Mrs. Marie meant a lot to me over the years, and she always sent encouragement to me via notes or my parents if it’d been awhile since I’d seen her.
Sweet lady.
Last week, I attended the funeral of a man I did not know. But his sister had been my friend for nearly 30 years.
My heart was broken because she, her husband, and their children were mourning.
A few days ago would have been the 24th birthday of a young man who had been a good friend to one of my sons. His mom released 24 blue balloons, and shared a tailgate picnic with a friend. They ate Connor’s favorite pork sandwiches and shared birthday cake. His mom has wept for him every day since he died in an accident about seven years ago.
Saturday, I sat at my desk typing obituaries for the paper, for people I did not know: a woman well advanced in years, a man barely older than me and then a 12-year-old girl, who died from complications of a lifelong illness.
The fact that my youngest child is my 12-year-old daughter was not lost on me.
I was fine as I typed and edited what was essentially a testimony of a daughter’s kindness and faith, and a love letter to her memory. As I tried to type the next-to-last line, a sweet quote from none other than the theme song of Sesame Street, I couldn’t take it anymore.

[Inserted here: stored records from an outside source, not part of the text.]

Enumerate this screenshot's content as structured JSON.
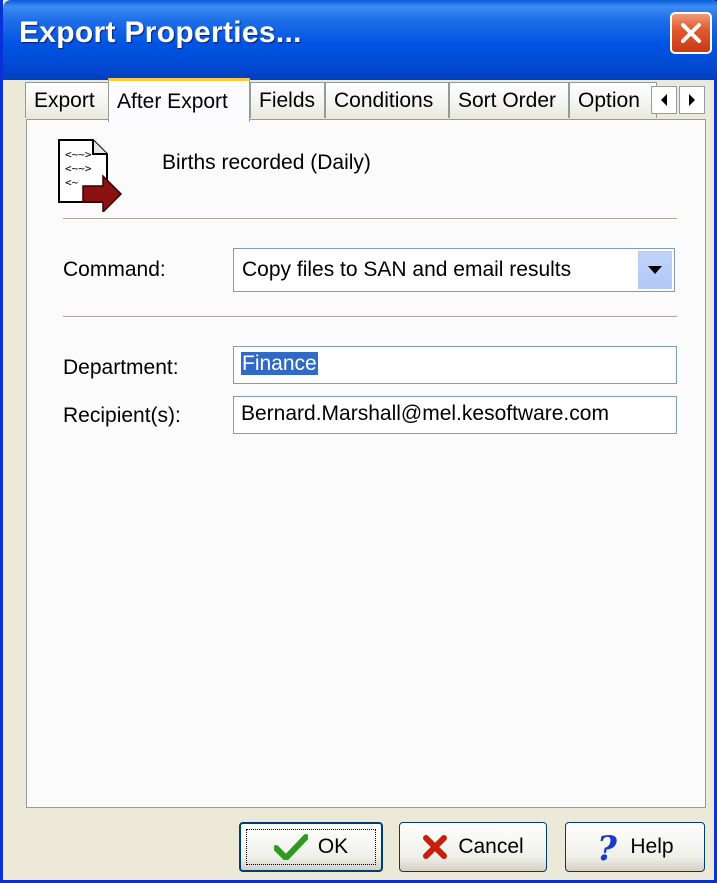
{
  "window": {
    "title": "Export Properties..."
  },
  "tabs": [
    {
      "label": "Export",
      "active": false
    },
    {
      "label": "After Export",
      "active": true
    },
    {
      "label": "Fields",
      "active": false
    },
    {
      "label": "Conditions",
      "active": false
    },
    {
      "label": "Sort Order",
      "active": false
    },
    {
      "label": "Option",
      "active": false
    }
  ],
  "header": {
    "title": "Births recorded (Daily)",
    "icon": "export-document-icon"
  },
  "form": {
    "command_label": "Command:",
    "command_value": "Copy files to SAN and email results",
    "department_label": "Department:",
    "department_value": "Finance",
    "recipients_label": "Recipient(s):",
    "recipients_value": "Bernard.Marshall@mel.kesoftware.com"
  },
  "buttons": {
    "ok_label": "OK",
    "cancel_label": "Cancel",
    "help_label": "Help"
  },
  "colors": {
    "titlebar": "#0054e3",
    "selection": "#316ac5",
    "ok_check": "#2e9a1f",
    "cancel_x": "#c81e0a",
    "help_icon": "#1a3ac8"
  }
}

I pushed my chair back, got up and marched outside to mix my tears with the cold rain.
Don’t get me wrong. I believe in Jesus, in heaven and in resurrection. No sorrow there.

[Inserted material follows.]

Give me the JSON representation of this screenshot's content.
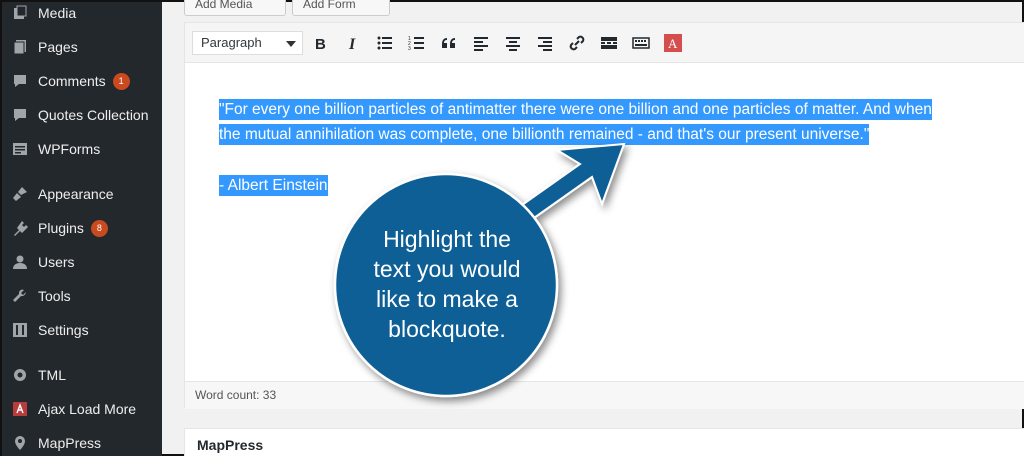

But people are left behind. My heart breaks for them. I’ve preached and assisted with funerals for people I never met, and felt the pain of loss along with those who knew them well.
It’s not the same thing. I will never say to someone who has experienced the death of a loved one, “I know how you feel.”
Hogwash.
I’ve never been them, nor experienced their loss. It is NOT the same; don’t make that mistake.
God didn’t necessarily will the death of a teen thrown from a vehicle. He allows things, but is He always author of a death? When grandma dies, it’s not because God “needed another angel.” Angels and humans are not the same. And God loves humans in a much greater way than the angels.
This isn’t meant to be a sermon or Sunday School lesson. But in my opinion, “I’m so sorry” or a simple hug says so much more, and says it so much better, than anything else.
We gather at funerals because we know it’s going to be hard to take another step without the one we just lost. Or because we want to support others who just lost someone.
Funerals are for us.
Another day, remind me to tell you about a couple of memorials I’ve been to that were more laughter than tears. Like my kids’ great-great-grandmother Althea (a.k.a. ‘Alfie’), who was a certified hilarious nut.
When we left the office for the funeral of my friend’s brother, someone who didn’t catch where we were headed said, “Bye, have fun.”
But that’s OK. People like Grandma Alfie put the ‘fun’ in funeral.
I’ve been to a funeral for a high school friend when the parents tearfully asked my father to talk about hell as he preached, and warn others not to go like they believed their son did.
And I’ve been to a funeral for a friend’s mother, where the pastor read a letter from the deceased, asking forgiveness for the way she had treated so many others, and asking them not to turn their backs on God because of the way she had acted toward them. Funerals often contain the unexpected.
But funerals always are because of a loss, always because of a change and always a reminder of our own mortality.
You yourselves know loss, and you know those who have lost. So share a word of encouragement and a hug. I guarantee it’s always appreciated.